An estimated 500 jobs are at risk following the decision of United States-based multinational technology giant, Microsoft, to close down its African Development Centre (ADC) located in Lagos, Nigeria.
Though no reason has been advanced for the impending closure of the ADC, industry experts say it may not be unconnected with the unfavourable economic policies of the President Bola Tinubu administration which has seen businesses suffer, while many foreign conglomerates have been forced to close shop and leave the country.
An inside source who pleaded anonymity, said Microsoft had in an internal memo, communicated to its members of staff on Monday about shutting down operations in Lagos.

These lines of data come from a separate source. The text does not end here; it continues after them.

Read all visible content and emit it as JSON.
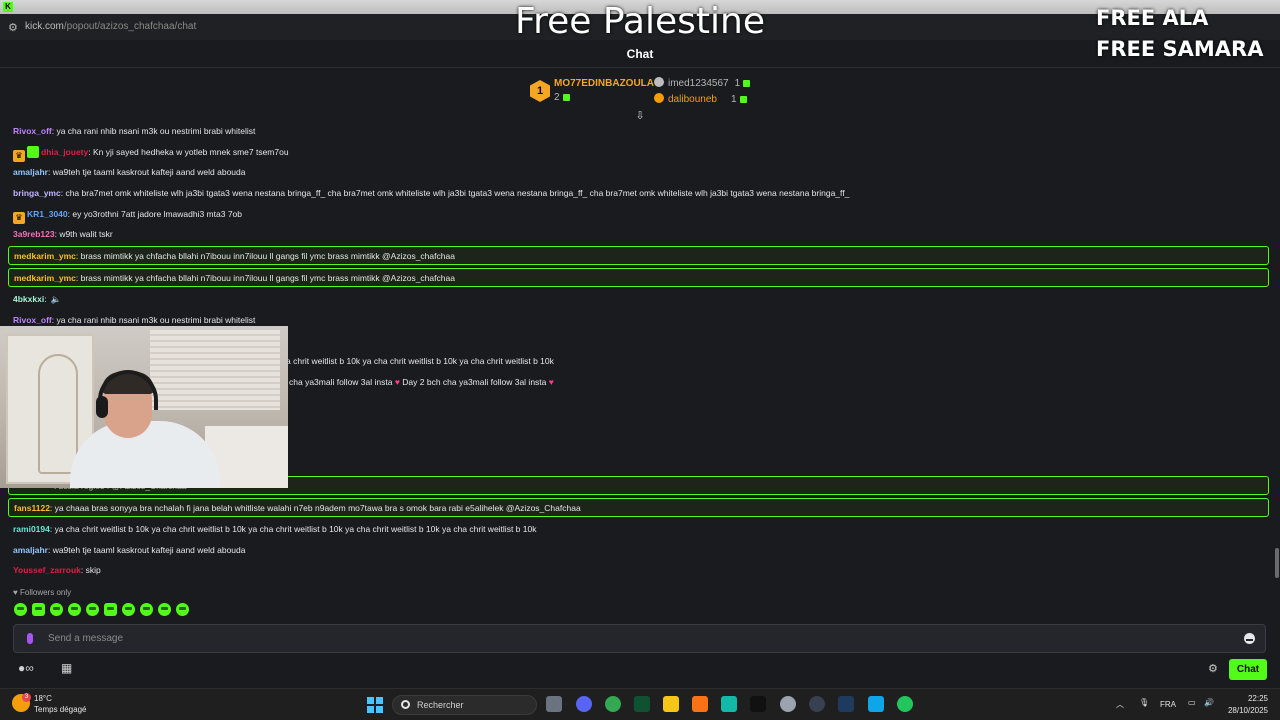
{
  "browser": {
    "url_host": "kick.com",
    "url_path": "/popout/azizos_chafchaa/chat"
  },
  "overlay": {
    "title": "Free Palestine",
    "right_line1": "FREE ALA",
    "right_line2": "FREE SAMARA"
  },
  "chat": {
    "header": "Chat",
    "leaderboard": [
      {
        "rank": "1",
        "name": "MO77EDINBAZOULA",
        "count": "2"
      },
      {
        "name": "imed1234567",
        "count": "1"
      },
      {
        "name": "dalibouneb",
        "count": "1"
      }
    ],
    "messages": [
      {
        "user": "Rivox_off",
        "text": ": ya cha rani nhib nsani m3k ou nestrimi brabi whitelist"
      },
      {
        "user": "dhia_jouety",
        "text": ": Kn yji sayed hedheka w yotleb mnek sme7 tsem7ou"
      },
      {
        "user": "amaljahr",
        "text": ": wa9teh tje taaml kaskrout kafteji aand weld abouda"
      },
      {
        "user": "bringa_ymc",
        "text": ": cha bra7met omk whiteliste wlh ja3bi tgata3 wena nestana bringa_ff_ cha bra7met omk whiteliste wlh ja3bi tgata3 wena nestana bringa_ff_ cha bra7met omk whiteliste wlh ja3bi tgata3 wena nestana bringa_ff_"
      },
      {
        "user": "KR1_3040",
        "text": ": ey yo3rothni 7att jadore lmawadhi3 mta3 7ob"
      },
      {
        "user": "3a9reb123",
        "text": ": w9th walit tskr"
      },
      {
        "user": "medkarim_ymc",
        "text": ": brass mimtikk ya chfacha bllahi n7ibouu inn7ilouu ll gangs fil ymc brass mimtikk @Azizos_chafchaa"
      },
      {
        "user": "medkarim_ymc",
        "text": ": brass mimtikk ya chfacha bllahi n7ibouu inn7ilouu ll gangs fil ymc brass mimtikk @Azizos_chafchaa"
      },
      {
        "user": "4bkxkxi",
        "text": ":"
      },
      {
        "user": "Rivox_off",
        "text": ": ya cha rani nhib nsani m3k ou nestrimi brabi whitelist"
      },
      {
        "user": "",
        "text": "a chrit weitlist b 10k ya cha chrit weitlist b 10k ya cha chrit weitlist b 10k"
      },
      {
        "user": "",
        "text": "cha ya3mali follow 3al insta",
        "text2": "Day 2 bch cha ya3mali follow 3al insta"
      },
      {
        "user": "fans1122",
        "text": ": ya chaaa bras sonyya bra nchalah fi jana belah whitliste walahi n7eb n9adem mo7tawa bra s omok bara rabi e5alihelek @Azizos_Chafchaa"
      },
      {
        "user": "rami0194",
        "text": ": ya cha chrit weitlist b 10k ya cha chrit weitlist b 10k ya cha chrit weitlist b 10k ya cha chrit weitlist b 10k ya cha chrit weitlist b 10k"
      },
      {
        "user": "amaljahr",
        "text": ": wa9teh tje taaml kaskrout kafteji aand weld abouda"
      },
      {
        "user": "Youssef_zarrouk",
        "text": ": skip"
      }
    ],
    "partial_hidden": "f bssla regle3 ! @Azizos_Chafchaa",
    "followers_only": "Followers only",
    "input_placeholder": "Send a message",
    "send_label": "Chat"
  },
  "taskbar": {
    "temp": "18°C",
    "weather": "Temps dégagé",
    "weather_badge": "3",
    "search_placeholder": "Rechercher",
    "lang": "FRA",
    "time": "22:25",
    "date": "28/10/2025"
  },
  "colors": {
    "accent": "#53fc18",
    "gold": "#f5a623"
  }
}
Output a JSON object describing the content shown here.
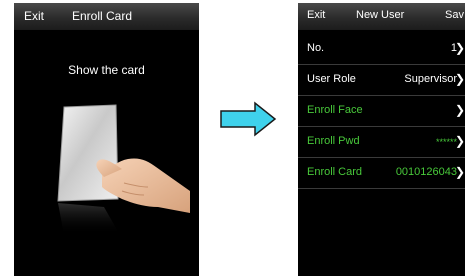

“The affected employees would receive salary payments till June and continue to be covered by health insurance,” the insider said.
He added that the closure of the ADC will only affect Microsoft’s operations in West Africa but not its East Africa facility located in Nairobi, Kenya.
Microsoft had launched its $100 million African Development Centers initiative in 2019, establishing facilities in both Lagos and Nairobi.
In Nigeria, the tech giant hired more than 120 engineers when it was unveiled in 2022, and over the years, have growi its staff strength to more than 500 in total.
The company, in 2019, said it aimed to recruit 100 full-time engineers by the end of the year, and 500 engineers by the end of 2023 in its bid to tap into Africa’s innovation in fields like fintech, agritech and off-grid energy and hopes to tap into them.
“The ADC will be unlike any other existing investment on the continent. It will help us better listen to our customers, develop locally and scale for global impact,” Microsoft executive vice president, Phil Spencer, had said in Nairobi.
“Beyond that, it’s an opportunity to engage further with African partners, academia, governments and developers – driving impact and innovation in sectors important to Africa,” Spencer said.